[OSM-talk] definition of the main highway-tag
Lester Caine
lester at lsces.co.uk
Wed Aug 5 07:05:18 BST 2009
John Smith wrote:
> --- On Wed, 5/8/09, Lester Caine <lester at lsces.co.uk> wrote:
>
>> 'Urban' areas should on the whole be covered by
>> 'residential' or 'service' in
>> between the 4 main vehicle route tags. Although personally
>> I'd prefer that
>> motorway service roads were not grouped with 'industrial'.
>> 'shopping' may have
>> a place for filling in the gaps in these cases, but I do
>> not see any reason
>> that 'unclassified' would be used within an urban area?
>
> The problem is the definition on the wiki is ambiguous enough that people took it to mean that it interconnects with residential streets, and at the same time they took residential streets to imply access=destination so they needed some what to distinguish and that's when the problem started.
>
> If they had marked the residential streets as access=destination instead, and used residential without the access restriction there wouldn't be the conversation we're having now.
No you have totally lost me there ...
I've not had time to read ALL the messages in this string, but routing
software should address the time aspect of a route, and anything below
'secondary' should be treated as a slow route. As you say - stopping routing
through an area has nothing to do with the highway tag ...
>> This leaves tertiary and unclassified for those roads
>> outside urban areas and
>> on the whole tertiary probably applies better leaving
>> unclassified for roads
>> such as farm tracks or routes where the vehicular usage may
>> be questionable.
>> Certainly an 'unclassified' highway should not be capable
>> of handling a large
>> lorry so routes for access to farms should be tagged
>> 'service' perhaps where
>> such access is practical, and 'track' needs to be tidied in
>> the same context?
>
> Unfortunately that's not how everyone sees it, it really depends on what you're used to as to how you take the meaning of the current wiki definition.

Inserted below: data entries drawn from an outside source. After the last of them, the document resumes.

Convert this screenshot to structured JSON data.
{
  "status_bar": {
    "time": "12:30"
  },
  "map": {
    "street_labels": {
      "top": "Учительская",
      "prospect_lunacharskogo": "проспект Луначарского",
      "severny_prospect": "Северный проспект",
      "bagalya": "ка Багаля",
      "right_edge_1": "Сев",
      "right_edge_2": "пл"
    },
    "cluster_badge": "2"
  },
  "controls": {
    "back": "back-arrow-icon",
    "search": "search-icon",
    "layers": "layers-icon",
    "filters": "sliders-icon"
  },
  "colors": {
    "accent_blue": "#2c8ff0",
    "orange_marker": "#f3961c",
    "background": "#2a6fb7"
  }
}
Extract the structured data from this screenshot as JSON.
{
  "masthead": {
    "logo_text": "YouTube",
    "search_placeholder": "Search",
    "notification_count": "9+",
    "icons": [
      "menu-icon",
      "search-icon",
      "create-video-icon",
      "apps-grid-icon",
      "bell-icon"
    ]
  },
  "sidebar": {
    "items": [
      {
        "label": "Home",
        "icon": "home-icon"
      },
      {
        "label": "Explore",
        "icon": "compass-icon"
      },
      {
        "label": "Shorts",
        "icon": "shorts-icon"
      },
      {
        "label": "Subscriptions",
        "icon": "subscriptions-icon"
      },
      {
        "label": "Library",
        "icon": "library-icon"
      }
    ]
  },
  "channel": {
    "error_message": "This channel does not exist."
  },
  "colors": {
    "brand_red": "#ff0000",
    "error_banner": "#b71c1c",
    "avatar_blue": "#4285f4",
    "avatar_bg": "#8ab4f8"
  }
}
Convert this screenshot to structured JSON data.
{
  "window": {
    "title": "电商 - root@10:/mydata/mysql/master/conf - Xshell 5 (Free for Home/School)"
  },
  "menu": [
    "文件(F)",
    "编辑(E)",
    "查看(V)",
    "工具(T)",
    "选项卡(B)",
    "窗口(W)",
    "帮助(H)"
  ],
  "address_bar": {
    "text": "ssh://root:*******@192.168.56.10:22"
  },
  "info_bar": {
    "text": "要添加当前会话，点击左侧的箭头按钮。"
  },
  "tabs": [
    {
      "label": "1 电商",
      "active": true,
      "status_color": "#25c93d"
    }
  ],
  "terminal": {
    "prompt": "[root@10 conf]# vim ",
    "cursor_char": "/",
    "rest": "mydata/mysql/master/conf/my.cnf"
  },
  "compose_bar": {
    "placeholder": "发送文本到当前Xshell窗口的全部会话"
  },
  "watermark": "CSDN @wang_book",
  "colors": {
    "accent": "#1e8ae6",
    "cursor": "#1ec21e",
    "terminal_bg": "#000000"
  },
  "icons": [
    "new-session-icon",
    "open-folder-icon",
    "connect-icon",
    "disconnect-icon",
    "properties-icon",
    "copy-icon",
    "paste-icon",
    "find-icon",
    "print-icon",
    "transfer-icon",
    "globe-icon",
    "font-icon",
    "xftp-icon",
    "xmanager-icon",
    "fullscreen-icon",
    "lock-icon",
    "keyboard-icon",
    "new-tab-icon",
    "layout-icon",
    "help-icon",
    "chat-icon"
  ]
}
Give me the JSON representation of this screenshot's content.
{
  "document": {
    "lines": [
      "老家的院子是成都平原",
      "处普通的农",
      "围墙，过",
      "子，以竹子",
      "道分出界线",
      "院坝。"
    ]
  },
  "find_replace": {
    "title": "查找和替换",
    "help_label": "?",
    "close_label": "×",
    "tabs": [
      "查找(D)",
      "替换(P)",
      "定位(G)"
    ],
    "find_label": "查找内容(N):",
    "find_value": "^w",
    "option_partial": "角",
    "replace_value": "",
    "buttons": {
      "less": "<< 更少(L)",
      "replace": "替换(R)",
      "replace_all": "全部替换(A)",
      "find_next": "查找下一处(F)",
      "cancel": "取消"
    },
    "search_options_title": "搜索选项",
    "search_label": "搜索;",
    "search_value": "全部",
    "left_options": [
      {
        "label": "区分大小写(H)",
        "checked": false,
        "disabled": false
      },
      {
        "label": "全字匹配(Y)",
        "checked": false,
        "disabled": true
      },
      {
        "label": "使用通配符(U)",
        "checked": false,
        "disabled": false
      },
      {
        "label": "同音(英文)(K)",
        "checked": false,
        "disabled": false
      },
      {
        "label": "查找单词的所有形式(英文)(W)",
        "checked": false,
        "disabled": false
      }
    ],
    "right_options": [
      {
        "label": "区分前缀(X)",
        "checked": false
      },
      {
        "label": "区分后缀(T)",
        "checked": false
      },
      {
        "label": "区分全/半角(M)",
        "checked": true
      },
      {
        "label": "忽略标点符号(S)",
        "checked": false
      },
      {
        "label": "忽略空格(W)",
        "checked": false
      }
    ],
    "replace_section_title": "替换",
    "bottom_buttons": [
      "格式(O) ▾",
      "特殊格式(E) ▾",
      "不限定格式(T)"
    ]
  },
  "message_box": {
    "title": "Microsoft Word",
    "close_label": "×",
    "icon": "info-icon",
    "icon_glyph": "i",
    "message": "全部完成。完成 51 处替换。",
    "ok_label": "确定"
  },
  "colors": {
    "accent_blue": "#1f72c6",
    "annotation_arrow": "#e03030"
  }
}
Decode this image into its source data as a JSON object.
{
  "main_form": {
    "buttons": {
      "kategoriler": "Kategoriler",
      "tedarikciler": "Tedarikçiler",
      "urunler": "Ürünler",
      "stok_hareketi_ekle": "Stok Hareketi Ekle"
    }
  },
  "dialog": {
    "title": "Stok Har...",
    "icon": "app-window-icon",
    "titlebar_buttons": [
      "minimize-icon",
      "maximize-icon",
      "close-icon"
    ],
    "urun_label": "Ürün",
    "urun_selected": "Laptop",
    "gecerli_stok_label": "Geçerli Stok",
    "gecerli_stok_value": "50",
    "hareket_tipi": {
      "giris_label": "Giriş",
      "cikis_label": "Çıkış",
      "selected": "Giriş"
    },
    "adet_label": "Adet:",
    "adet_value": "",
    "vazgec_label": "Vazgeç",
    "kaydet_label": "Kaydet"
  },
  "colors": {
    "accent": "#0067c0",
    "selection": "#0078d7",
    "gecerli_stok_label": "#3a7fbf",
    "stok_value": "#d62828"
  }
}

But that is the reason for discussing tidying up the definition.
>> I think I could well make a case for a 'way' having a
>> 'highway', 'cycleway'
>> and 'footway' tag if appropriate, so American motorways
>> that have cycle access
>> would simply add a 'cycleway' tag with separate linking
>> ways if appropriate?
>
> If a bike can legally go somewhere it should be tagged as such for the bike routing software to figure it all out :)
That is what I said
Tag a cycleway as a cycleway ;)
Rather than having to check for 'bike=no' tags.